Eleanor tentou soltar-se de Scarlett, mas ela agarrou a sogra gritando abafada, com a cabeça escondida nos braços dela.
" Não!!!! Não me deixe!!! Eu estou com medo!!!! A névoa!!! A névoa!!! " e soluçou ainda mais.
" Minha filha, Rhett está aqui, minha querida. Ele veio cuidar de você...." Eleanor tentou tranquilizá-la, dando um beijo em seu cabelo negro.
Scarlett tirou a cabeça do colo de Eleanor e olhou para Rhett. Ele parecia assustado e desesperado. Ela olhou rapidamente para a camisa dele que estava entreaberta, mostrando um pouco do peito musculoso, depois olhou para os olhos negros angustiados. Como ela o queria!!!! Mas, ela lembrou-se de que ele não a queria de forma alguma. Estava ali por pena ou para mostrar para a mãe que era um bom marido. Apenas isso.
Rhett aproximou-se mais um pouco. Ele ficou louco de vontade de pegar Scarlett em seus braços. Quando viu suas lágrimas, queria secar cada uma delas com beijos. Estendeu a mão, dando sinal para sua mãe deixá-la para ele, mas Scarlett começou á gritar e á chorar desesperada e implorou para Eleanor não abandoná-la. Ela não suportaria ser pisada por Rhett novamente.
" Por favor, senhora Eleanor fique, fique comigo!!! pediu Scarlett sentindo o cheiro familiar do perfume de Eleanor. Ela tinha o mesmo cheiro de sua mãe Ellen. " È como se eu estivesse nos braços de minha mãe."
" Oh, minha querida, eu não vou deixá-la até você dormir novamente." Eleanor apertou-a ainda mais contra si." È uma honra para mim ser comparada á Ellen Robillard. Só, por causa desse elogio, vou ficar o restante da noite aqui com você."
Rhett respirou aborrecido. Ele sentiu vontade de ordenar que a mãe saísse do quarto. Mas, não conseguiu. Não seria grosso com sua própria mãe. Se Scarlett preferia á ela, ele não podia fazer mais nada. Eleanor afastou-se um pouco de Scarlett e enxugou as lágrimas que escorriam pelo rosto dela.
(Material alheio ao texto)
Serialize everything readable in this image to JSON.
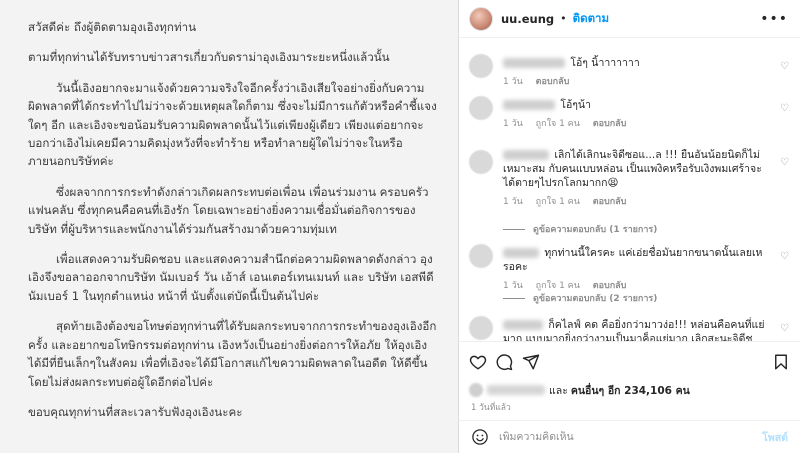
{
  "letter": {
    "greeting": "สวัสดีค่ะ ถึงผู้ติดตามอุงเอิงทุกท่าน",
    "intro": "ตามที่ทุกท่านได้รับทราบข่าวสารเกี่ยวกับดราม่าอุงเอิงมาระยะหนึ่งแล้วนั้น",
    "para1": "วันนี้เอิงอยากจะมาแจ้งด้วยความจริงใจอีกครั้งว่าเอิงเสียใจอย่างยิ่งกับความผิดพลาดที่ได้กระทำไปไม่ว่าจะด้วยเหตุผลใดก็ตาม ซึ่งจะไม่มีการแก้ตัวหรือคำชี้แจงใดๆ อีก และเอิงจะขอน้อมรับความผิดพลาดนั้นไว้แต่เพียงผู้เดียว เพียงแต่อยากจะบอกว่าเอิงไม่เคยมีความคิดมุ่งหวังที่จะทำร้าย หรือทำลายผู้ใดไม่ว่าจะในหรือภายนอกบริษัทค่ะ",
    "para2": "ซึ่งผลจากการกระทำดังกล่าวเกิดผลกระทบต่อเพื่อน เพื่อนร่วมงาน ครอบครัว แฟนคลับ ซึ่งทุกคนคือคนที่เอิงรัก โดยเฉพาะอย่างยิ่งความเชื่อมั่นต่อกิจการของบริษัท ที่ผู้บริหารและพนักงานได้ร่วมกันสร้างมาด้วยความทุ่มเท",
    "para3": "เพื่อแสดงความรับผิดชอบ และแสดงความสำนึกต่อความผิดพลาดดังกล่าว อุงเอิงจึงขอลาออกจากบริษัท นัมเบอร์ วัน เอ้าส์ เอนเตอร์เทนเมนท์ และ บริษัท เอสพีดี นัมเบอร์ 1 ในทุกตำแหน่ง หน้าที่ นับตั้งแต่บัดนี้เป็นต้นไปค่ะ",
    "para4": "สุดท้ายเอิงต้องขอโทษต่อทุกท่านที่ได้รับผลกระทบจากการกระทำของอุงเอิงอีกครั้ง และอยากขอโทษิกรรมต่อทุกท่าน เอิงหวังเป็นอย่างยิ่งต่อการให้อภัย ให้อุงเอิงได้มีที่ยืนเล็กๆในสังคม เพื่อที่เอิงจะได้มีโอกาสแก้ไขความผิดพลาดในอดีต ให้ดีขึ้นโดยไม่ส่งผลกระทบต่อผู้ใดอีกต่อไปค่ะ",
    "closing": "ขอบคุณทุกท่านที่สละเวลารับฟังอุงเอิงนะคะ"
  },
  "header": {
    "username": "uu.eung",
    "separator": "•",
    "follow_label": "ติดตาม",
    "more_icon": "•••"
  },
  "comments": [
    {
      "text": "โอ้ๆ นิ้าาาาาาา",
      "time": "1 วัน",
      "likes": "",
      "reply": "ตอบกลับ"
    },
    {
      "text": "โอ้ๆน้า",
      "time": "1 วัน",
      "likes": "ถูกใจ 1 คน",
      "reply": "ตอบกลับ"
    },
    {
      "text": "เลิกได้เลิกนะจิดีซอแ...ล !!! ยืนอันน้อยนิดก็ไม่เหมาะสม กับคนแบบหล่อน เป็นแพงิคหรือรับเงิงพมเศร้าจะได้ตายๆไปรกโลกมากก😫",
      "time": "1 วัน",
      "likes": "ถูกใจ 1 คน",
      "reply": "ตอบกลับ",
      "view_replies": "ดูข้อความตอบกลับ (1 รายการ)"
    },
    {
      "text": "ทุกท่านนี้ใครคะ แค่เอ่ยชื่อมันยากขนาดนั้นเลยเหรอคะ",
      "time": "1 วัน",
      "likes": "ถูกใจ 1 คน",
      "reply": "ตอบกลับ",
      "view_replies": "ดูข้อความตอบกลับ (2 รายการ)"
    },
    {
      "text": "ก็คไลฟ์ คด คือยิ่งกว่ามาวง่อ!!! หล่อนคือคนที่แย่มาก แบบมากยิ่งกว่างามเป็นมาค็อแย่มาก เลิกสะนะจิดีชเหมือนตัวเองเป็นผู้ถูก"
    }
  ],
  "likes": {
    "and_label": "และ",
    "others_label": "คนอื่นๆ อีก 234,106 คน"
  },
  "timestamp": "1 วันที่แล้ว",
  "composer": {
    "placeholder": "เพิ่มความคิดเห็น",
    "post_label": "โพสต์"
  },
  "colors": {
    "accent": "#0095f6",
    "post_disabled": "#b2dffc",
    "muted": "#8e8e8e",
    "letter_bg": "#f3f3f3"
  },
  "icons": [
    "heart-icon",
    "comment-icon",
    "share-icon",
    "bookmark-icon",
    "emoji-icon",
    "more-icon"
  ]
}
" Calma, minha criança. Isso, assim, mais calma. Não vou deixar névoa nenhuma pegar você. Agora vou te deitar na cama, meu amorzinho e não sairei do seu lado até você dormir como um anjo..."
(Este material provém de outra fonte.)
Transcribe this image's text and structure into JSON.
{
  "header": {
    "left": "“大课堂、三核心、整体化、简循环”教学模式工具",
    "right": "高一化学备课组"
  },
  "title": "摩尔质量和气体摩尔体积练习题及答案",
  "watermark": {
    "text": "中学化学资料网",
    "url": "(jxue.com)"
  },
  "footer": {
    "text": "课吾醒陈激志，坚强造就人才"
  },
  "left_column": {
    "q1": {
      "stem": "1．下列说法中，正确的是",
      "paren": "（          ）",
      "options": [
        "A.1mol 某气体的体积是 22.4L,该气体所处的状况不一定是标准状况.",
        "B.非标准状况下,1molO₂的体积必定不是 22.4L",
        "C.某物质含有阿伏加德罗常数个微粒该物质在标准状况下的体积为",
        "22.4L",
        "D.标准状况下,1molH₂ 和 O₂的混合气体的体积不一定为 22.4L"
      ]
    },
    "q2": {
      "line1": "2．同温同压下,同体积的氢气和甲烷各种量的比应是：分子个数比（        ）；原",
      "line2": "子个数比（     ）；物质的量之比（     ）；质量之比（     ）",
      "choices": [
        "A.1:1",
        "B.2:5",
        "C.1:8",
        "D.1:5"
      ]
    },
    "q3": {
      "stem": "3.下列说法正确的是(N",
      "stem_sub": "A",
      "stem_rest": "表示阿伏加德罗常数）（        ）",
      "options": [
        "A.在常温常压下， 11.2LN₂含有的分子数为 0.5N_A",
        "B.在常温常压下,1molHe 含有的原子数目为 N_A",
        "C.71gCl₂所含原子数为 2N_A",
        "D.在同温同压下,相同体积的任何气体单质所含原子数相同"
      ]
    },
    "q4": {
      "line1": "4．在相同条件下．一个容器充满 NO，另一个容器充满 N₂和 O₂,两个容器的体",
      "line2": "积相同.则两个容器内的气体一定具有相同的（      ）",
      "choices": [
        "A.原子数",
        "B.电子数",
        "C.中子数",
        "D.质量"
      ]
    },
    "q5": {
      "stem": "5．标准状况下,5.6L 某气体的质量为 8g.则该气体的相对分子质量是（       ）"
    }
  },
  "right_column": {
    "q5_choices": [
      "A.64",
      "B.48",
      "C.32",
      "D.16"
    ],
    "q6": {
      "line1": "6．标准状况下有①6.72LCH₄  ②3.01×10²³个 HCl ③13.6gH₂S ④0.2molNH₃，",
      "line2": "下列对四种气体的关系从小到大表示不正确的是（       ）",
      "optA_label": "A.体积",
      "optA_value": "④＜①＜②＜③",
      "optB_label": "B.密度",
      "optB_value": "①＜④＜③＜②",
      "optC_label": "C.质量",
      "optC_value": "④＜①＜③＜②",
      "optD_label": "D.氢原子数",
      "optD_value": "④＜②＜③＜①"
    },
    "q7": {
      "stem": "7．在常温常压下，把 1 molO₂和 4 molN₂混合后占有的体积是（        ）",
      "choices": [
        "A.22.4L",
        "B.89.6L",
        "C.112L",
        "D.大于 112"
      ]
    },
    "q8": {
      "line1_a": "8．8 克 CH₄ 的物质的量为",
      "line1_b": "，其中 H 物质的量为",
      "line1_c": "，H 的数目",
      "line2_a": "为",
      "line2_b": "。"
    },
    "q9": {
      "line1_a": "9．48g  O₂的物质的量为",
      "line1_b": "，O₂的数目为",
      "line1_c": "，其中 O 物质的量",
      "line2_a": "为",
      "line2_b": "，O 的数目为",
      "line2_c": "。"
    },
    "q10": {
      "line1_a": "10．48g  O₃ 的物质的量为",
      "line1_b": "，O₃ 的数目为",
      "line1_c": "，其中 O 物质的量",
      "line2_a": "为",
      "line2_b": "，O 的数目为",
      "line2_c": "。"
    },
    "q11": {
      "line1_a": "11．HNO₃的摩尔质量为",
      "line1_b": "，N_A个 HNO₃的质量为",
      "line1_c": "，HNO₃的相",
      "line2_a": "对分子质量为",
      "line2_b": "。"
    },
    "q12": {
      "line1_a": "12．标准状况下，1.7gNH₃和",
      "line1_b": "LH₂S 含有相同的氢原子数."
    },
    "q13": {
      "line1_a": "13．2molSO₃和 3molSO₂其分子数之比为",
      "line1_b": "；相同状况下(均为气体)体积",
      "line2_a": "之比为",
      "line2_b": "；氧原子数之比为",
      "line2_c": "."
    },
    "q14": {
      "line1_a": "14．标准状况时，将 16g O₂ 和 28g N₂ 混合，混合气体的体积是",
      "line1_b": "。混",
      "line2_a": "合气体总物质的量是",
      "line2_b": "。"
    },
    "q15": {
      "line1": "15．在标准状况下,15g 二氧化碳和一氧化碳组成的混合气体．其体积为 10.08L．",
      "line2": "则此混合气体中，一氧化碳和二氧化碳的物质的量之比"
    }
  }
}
Os soluços desesperados de Scarlett cessaram e Eleanor a deitou na cama. Rhett quase derreteu quando viu a camisola da esposa. Seu coração quase saiu pela boca. Como seria difícil resistir a Scarlett!!! Era uma missão impossível e ele se convenceu disso. A camisola era transparente e moldava perfeitamente os seios, a cintura fina e o quadril dela. Tinha um decote que mostrava metade dos seios firmes. Ele ficou louco. Respirou fundo e virou de costas para a cama, quando sentiu o desejo controlar o seu corpo.
" Mãe, eu vou para o meu quarto. qualquer coisa me chame aqui imediatamente..." Rhett pediu, ainda de costas para as duas.
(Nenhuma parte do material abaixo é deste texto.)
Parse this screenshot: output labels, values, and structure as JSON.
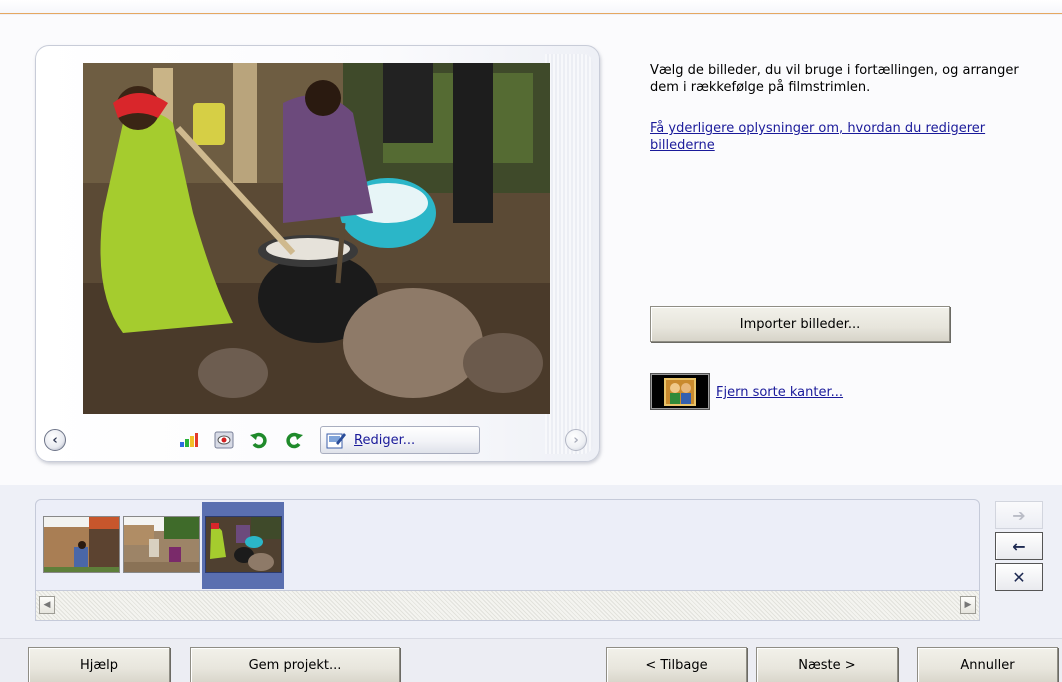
{
  "instructions": "Vælg de billeder, du vil bruge i fortællingen, og arranger dem i rækkefølge på filmstrimlen.",
  "info_link": "Få yderligere oplysninger om, hvordan du redigerer billederne",
  "import_button": "Importer billeder...",
  "remove_borders_link": "Fjern sorte kanter...",
  "preview": {
    "edit_button": "Rediger..."
  },
  "footer": {
    "help": "Hjælp",
    "save_project": "Gem projekt...",
    "back": "< Tilbage",
    "next": "Næste >",
    "cancel": "Annuller"
  },
  "colors": {
    "link": "#1a1a9a",
    "selection": "#5a6fb0",
    "accent_line": "#e6a861"
  },
  "icons": {
    "prev": "chevron-left-icon",
    "next": "chevron-right-icon",
    "color_correct": "color-bars-icon",
    "red_eye": "red-eye-icon",
    "rotate_left": "rotate-left-icon",
    "rotate_right": "rotate-right-icon",
    "edit": "edit-picture-icon",
    "move_right": "arrow-right-icon",
    "move_left": "arrow-left-icon",
    "delete": "delete-x-icon"
  }
}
" Pode deixar, meu filho. Ela está mais calma, já está quase dormindo de novo..."
Rhett trancou-se em seu quarto e tirou a camisa jogando-a longe. Ele sentia um calor insuportável em uma parte bem distinta de seu corpo. Procurou recuperar o auto controle. Ainda bem, que sua mãe ficou cuidando de Scarlett, senão ele não teria resistido. Scarlett estava tentando-o desde o momento em que ele voltou de viagem. Estava cada vez mais difícil de controlar sua paixão animalesca e o seu desejo.